Smaller aged-care providers came into the COVID-19 era at a time when their sector was, and continues to be, under intense examination. In October 2019, the Aged Care Royal Commission released its interim report titled Neglect and the Commission’s final report is due on 26 February 2021.
The margins in running an aged care service are low. The costs have increased in light of COVID-19 infection control and are set to increase with the additional compliance measures expected from the Commission’s final report.
In addition, in the COVID environment many families are deciding not to move their loved ones into residential aged care, due to media reports on the prevalence of the disease in these settings and also visiting restrictions. Over the last six months, we have relocated six clients back home with care and support services put in place.
One concludes that in the current environment, in-home care providers are doing much better than their residential aged care provider counterparts.
This plays out in our survey of preferred home-care providers. They are all very positive about their current business performance and hold a positive outlook. In the main these are family business with on average 150+ employees.

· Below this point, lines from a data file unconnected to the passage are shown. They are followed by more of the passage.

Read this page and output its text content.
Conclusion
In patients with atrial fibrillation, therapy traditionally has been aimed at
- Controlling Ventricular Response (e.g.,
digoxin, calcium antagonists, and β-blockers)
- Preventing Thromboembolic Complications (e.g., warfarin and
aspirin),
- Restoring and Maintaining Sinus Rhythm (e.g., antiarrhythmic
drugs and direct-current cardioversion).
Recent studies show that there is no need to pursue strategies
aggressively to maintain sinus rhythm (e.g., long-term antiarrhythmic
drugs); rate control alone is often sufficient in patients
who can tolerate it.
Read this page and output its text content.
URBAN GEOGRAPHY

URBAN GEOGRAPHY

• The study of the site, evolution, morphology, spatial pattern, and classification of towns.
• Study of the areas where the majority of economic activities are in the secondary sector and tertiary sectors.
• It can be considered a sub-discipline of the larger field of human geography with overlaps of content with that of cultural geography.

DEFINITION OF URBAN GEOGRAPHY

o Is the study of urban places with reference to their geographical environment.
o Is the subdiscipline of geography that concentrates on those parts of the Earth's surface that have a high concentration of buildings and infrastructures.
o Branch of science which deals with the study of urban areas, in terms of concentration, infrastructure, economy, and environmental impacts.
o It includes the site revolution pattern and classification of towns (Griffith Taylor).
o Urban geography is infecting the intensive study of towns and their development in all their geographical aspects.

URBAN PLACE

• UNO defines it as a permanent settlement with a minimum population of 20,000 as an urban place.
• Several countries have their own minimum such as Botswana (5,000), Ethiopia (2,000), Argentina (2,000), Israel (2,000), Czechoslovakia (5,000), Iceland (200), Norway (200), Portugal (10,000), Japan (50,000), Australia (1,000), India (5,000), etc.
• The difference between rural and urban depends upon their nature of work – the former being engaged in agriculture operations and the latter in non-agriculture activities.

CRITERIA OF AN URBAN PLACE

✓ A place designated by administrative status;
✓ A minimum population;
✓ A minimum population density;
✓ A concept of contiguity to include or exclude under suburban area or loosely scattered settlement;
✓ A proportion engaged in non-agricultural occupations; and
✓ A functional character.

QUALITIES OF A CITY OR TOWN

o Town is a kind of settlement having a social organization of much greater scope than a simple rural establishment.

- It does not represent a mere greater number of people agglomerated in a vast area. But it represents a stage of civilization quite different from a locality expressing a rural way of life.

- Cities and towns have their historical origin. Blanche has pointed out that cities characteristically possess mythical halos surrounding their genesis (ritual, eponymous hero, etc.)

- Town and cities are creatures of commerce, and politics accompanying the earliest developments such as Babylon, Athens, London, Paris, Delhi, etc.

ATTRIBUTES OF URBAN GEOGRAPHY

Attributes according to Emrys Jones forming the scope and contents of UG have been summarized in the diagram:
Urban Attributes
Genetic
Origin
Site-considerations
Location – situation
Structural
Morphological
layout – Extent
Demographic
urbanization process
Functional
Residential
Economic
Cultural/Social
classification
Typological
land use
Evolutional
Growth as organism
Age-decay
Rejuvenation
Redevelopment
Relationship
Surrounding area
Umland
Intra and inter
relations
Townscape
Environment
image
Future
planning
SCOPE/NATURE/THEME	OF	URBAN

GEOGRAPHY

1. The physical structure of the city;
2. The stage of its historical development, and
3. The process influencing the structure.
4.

These home care businesses place a strong emphasis on providing quality person centred care where their clients are not just “numbers” in a system. They know each client intimately. In our experience, care businesses holding such values and client commitment are the ones that will survive in the longer term.
They will, however, need to review their businesses in line with the significant changes expected from the Aged Care Royal Commission. Investment will need to be made in the area of operations, finance, workforce and HR challenges, social isolation, risk and audit.
To achieve a margin, many may need to pivot and diversify, others may need to merge, sell or close down.
More immediately, there are five key areas of concern for all aged care providers, be it home care or residential care. They are:
- The general lack of committed, loyal, skilled employees having the empathy and compassion to pursue a career in the sector.
- The costs of recruiting permanent care staff having English as a first language. As a rule, care businesses do experience high employee turnover and the ongoing costs of recruitment is significant.
- The costs of ongoing professional training for all staff.
- The lack of government funding for the sector. For example, there are long queues for the government subsided Home Care Packages and waitlists for Commonwealth Home Support Services.
- The speed of innovation in the sector and the need to keep up with investment in technology systems to help reduce the compliance burdens.
Of the challenges mentioned, those around recruiting more people, and the right people, is one that needs to be immediately addressed to help care businesses survive and thrive.
Currently, providers large and small look to employ overseas students and carers. COVID-19 has made this recruitment more difficult. Some providers pay above-awards wages in order to attract and retain better quality employees.
Prior to COVID-19, we were called on to supplement the care of clients living in residential facilities. This involved organising additional “fee for service” private carers to visit the client for a few hours each day. It makes such a difference to the individual.
In summary, to survive and thrive, the care provider sector is telling us they need more support in attracting people into their sector.